A spontaneous intestinal perforation (SIP) is a single intestinal perforation typically involving the antimesenteric border of distal ileum and usually occurs in extremely premature infants in the first 1 to 2 weeks of life. These infants, typically, have not been fed (or have received minimum feeds). If laparotomy is performed, a focal hemorrhagic necrosis with well-defined margins is observed, in contrast to ischemic and coagulative necrosis seen in necrotizing enterocolitis (NEC). The bowel proximal and distal to the perforation appears normal.
Two to three percent in very low birthweight (VLBW, birthweight <1500 g) infants and approximately 5% in extremely low birthweight (ELBW, birthweight <1000 g) infants.
Prematurity is the only well-established risk factor for SIP. Several antenatal and postnatal risk factors have been identified based on case series and datasets. These include placental chorioamnionitis, maternal antibiotics, male gender, inotropic agents, lack of initiation of feeding, severe intraventricular hemorrhage (IVH) (≥ grade 3), early administration of glucocorticoids (both dexamethasone and hydrocortisone), and early use of indomethacin to treat symptomatic patent ductus arteriosus. The risk is greater when there is combined exposure to indomethacin and either elevated endogenous cortisol levels or administration of exogenous glucocorticoids in the first 3 days of life.

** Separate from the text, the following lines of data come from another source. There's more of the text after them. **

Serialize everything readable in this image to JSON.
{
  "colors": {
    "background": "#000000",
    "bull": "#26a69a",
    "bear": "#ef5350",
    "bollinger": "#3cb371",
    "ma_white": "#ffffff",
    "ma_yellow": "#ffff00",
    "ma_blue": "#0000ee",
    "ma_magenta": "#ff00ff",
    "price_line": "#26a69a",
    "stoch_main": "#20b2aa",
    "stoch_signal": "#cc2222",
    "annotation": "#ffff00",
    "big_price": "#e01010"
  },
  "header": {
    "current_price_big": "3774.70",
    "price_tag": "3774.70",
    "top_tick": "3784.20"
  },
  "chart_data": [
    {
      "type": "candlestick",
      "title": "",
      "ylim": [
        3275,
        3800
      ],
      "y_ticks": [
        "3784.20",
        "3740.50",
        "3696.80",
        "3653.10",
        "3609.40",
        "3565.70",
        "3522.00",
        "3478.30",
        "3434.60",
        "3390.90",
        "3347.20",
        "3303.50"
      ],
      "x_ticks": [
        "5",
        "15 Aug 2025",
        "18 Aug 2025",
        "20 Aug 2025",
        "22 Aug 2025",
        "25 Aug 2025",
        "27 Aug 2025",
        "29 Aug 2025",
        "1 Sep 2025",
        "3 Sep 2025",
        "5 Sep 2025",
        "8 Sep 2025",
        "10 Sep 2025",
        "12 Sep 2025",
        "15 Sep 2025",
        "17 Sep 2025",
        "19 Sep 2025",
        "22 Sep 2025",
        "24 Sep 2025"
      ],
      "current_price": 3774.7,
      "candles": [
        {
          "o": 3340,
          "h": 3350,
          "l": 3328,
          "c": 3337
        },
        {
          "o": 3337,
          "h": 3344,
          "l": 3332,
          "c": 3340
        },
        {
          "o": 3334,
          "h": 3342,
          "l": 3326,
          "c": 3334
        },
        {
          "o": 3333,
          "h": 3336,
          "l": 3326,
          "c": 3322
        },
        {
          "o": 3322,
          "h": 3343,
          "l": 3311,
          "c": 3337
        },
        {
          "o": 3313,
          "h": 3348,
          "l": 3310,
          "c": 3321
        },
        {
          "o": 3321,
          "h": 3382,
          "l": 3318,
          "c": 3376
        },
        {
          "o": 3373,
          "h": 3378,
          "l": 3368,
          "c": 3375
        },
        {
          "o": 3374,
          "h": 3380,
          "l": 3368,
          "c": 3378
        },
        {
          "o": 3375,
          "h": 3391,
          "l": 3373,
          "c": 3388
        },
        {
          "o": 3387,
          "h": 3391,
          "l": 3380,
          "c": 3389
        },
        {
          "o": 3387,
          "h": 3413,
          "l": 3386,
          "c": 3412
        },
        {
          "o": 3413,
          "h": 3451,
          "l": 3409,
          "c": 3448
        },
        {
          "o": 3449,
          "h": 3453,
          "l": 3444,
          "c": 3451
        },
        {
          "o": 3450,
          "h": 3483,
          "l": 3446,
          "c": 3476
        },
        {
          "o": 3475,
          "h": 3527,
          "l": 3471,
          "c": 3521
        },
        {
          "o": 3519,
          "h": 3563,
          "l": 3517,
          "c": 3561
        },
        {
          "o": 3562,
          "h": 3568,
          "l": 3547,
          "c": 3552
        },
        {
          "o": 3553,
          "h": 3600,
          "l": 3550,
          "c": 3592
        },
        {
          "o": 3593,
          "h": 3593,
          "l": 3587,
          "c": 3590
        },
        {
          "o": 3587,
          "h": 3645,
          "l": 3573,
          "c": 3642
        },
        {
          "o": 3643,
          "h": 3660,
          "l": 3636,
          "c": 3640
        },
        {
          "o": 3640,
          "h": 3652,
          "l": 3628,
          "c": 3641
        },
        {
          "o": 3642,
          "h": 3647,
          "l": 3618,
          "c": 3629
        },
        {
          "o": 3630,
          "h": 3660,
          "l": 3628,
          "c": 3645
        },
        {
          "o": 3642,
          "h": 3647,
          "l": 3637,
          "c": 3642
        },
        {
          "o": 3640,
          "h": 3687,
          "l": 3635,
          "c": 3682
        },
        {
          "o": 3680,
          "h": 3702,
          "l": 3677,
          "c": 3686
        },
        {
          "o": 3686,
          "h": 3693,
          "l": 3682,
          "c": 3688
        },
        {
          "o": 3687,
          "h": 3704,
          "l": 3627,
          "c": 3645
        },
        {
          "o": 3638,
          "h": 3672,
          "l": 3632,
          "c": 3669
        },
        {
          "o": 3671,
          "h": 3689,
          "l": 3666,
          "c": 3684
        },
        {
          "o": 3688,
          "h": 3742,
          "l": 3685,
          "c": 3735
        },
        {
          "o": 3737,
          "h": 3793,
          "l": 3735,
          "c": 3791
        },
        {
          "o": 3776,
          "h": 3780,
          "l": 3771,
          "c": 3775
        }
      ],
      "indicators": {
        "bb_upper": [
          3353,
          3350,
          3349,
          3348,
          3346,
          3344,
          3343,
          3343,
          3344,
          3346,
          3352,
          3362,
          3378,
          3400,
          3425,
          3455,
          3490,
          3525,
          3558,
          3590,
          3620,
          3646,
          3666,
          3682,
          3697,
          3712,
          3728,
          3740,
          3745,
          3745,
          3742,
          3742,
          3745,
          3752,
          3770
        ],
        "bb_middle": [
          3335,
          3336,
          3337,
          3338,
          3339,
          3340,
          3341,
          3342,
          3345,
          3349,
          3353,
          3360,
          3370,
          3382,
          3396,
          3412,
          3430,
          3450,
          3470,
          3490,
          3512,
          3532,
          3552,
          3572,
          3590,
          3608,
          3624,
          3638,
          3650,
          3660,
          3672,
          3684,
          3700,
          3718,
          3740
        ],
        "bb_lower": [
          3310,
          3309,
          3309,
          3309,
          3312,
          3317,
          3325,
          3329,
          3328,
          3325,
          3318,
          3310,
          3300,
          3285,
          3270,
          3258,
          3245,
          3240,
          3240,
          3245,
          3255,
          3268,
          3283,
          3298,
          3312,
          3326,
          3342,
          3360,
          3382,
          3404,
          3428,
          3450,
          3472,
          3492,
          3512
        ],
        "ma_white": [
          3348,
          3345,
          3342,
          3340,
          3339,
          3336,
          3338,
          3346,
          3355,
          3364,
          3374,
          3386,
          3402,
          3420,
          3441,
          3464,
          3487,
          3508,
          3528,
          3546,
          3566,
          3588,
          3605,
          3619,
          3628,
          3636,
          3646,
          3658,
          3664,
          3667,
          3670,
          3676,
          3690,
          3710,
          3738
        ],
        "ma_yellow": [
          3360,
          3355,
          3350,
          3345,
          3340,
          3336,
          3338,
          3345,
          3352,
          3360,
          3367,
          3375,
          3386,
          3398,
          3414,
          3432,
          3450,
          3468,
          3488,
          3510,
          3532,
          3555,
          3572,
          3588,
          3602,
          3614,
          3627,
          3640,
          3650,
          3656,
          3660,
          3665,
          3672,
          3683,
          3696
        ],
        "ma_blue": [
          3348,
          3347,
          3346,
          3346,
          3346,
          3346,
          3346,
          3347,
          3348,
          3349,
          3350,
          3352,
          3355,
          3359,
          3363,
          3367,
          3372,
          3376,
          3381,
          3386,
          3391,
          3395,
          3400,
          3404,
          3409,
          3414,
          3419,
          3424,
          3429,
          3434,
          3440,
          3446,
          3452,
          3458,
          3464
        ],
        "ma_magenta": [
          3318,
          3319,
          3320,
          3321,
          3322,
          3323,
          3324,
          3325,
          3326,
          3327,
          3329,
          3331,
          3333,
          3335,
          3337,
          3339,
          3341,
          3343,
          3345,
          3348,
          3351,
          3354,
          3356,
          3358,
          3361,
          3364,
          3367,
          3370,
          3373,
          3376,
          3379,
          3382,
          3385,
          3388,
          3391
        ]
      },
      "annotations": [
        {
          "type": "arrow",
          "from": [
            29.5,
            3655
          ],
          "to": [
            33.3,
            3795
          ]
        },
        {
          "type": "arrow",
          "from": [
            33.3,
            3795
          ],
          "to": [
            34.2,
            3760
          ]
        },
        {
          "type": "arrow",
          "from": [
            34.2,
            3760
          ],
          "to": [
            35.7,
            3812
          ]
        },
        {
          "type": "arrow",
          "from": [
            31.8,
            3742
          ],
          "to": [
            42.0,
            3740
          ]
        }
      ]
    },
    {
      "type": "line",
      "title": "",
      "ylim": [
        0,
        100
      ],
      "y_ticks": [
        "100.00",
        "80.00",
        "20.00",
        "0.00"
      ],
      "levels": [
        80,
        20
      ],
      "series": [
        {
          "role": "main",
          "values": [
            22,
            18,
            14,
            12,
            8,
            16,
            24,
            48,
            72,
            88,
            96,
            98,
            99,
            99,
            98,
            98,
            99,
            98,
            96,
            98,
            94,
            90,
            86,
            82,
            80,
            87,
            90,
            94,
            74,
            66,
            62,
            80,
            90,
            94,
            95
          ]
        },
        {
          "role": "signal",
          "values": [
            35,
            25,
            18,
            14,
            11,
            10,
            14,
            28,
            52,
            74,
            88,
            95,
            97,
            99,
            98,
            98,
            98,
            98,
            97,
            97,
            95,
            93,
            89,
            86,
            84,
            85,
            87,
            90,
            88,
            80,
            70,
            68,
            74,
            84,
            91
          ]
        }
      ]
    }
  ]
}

SIP histopathology is characterized by preservation of the mucosal villus architecture and thinning of muscularis propria. Although some cases of SIP (especially in larger infants) can be associated with congenital deficits in the muscularis layer of the bowel, theories have been developed for the unique association of SIP with perinatal stress and postnatal early steroids and indomethacin exposure. The following sequence of events has been proposed: Early postnatal steroids promote mucosal growth at the expense of bowel wall integrity with thinning/necrosis of the submucosal layer (skewed trophism). Indomethacin, in combination with steroids, causes a transient ileus due to depletion of nitric oxide synthase. Swallowing of air and return of bowel motility at about 7 days of age leads to increased intraluminal pressure resulting in bowel perforation. Infection may have a role in the pathogenesis; Candida, Staphylococcus epidermidis, and cytomegalovirus have been isolated from peritoneal fluid and surgical intestinal specimens of infants with SIP.
These infants present suddenly with abdominal distension, bluish discoloration of the abdomen, hypotension, and metabolic acidosis. The bluish discoloration may extend into the groin and, in males, the scrotum. According to a large case series, 2 distinct groups have been described based on age of presentation: early SIP (0–3 days) and late SIP (7–10 days). Early SIP infants were larger (median birth weight of 1.4 kg) and less likely to have received antenatal glucocorticoids, indomethacin, surfactant, or mechanical ventilation compared with infants in the late SIP group (median birth weight of 775 g).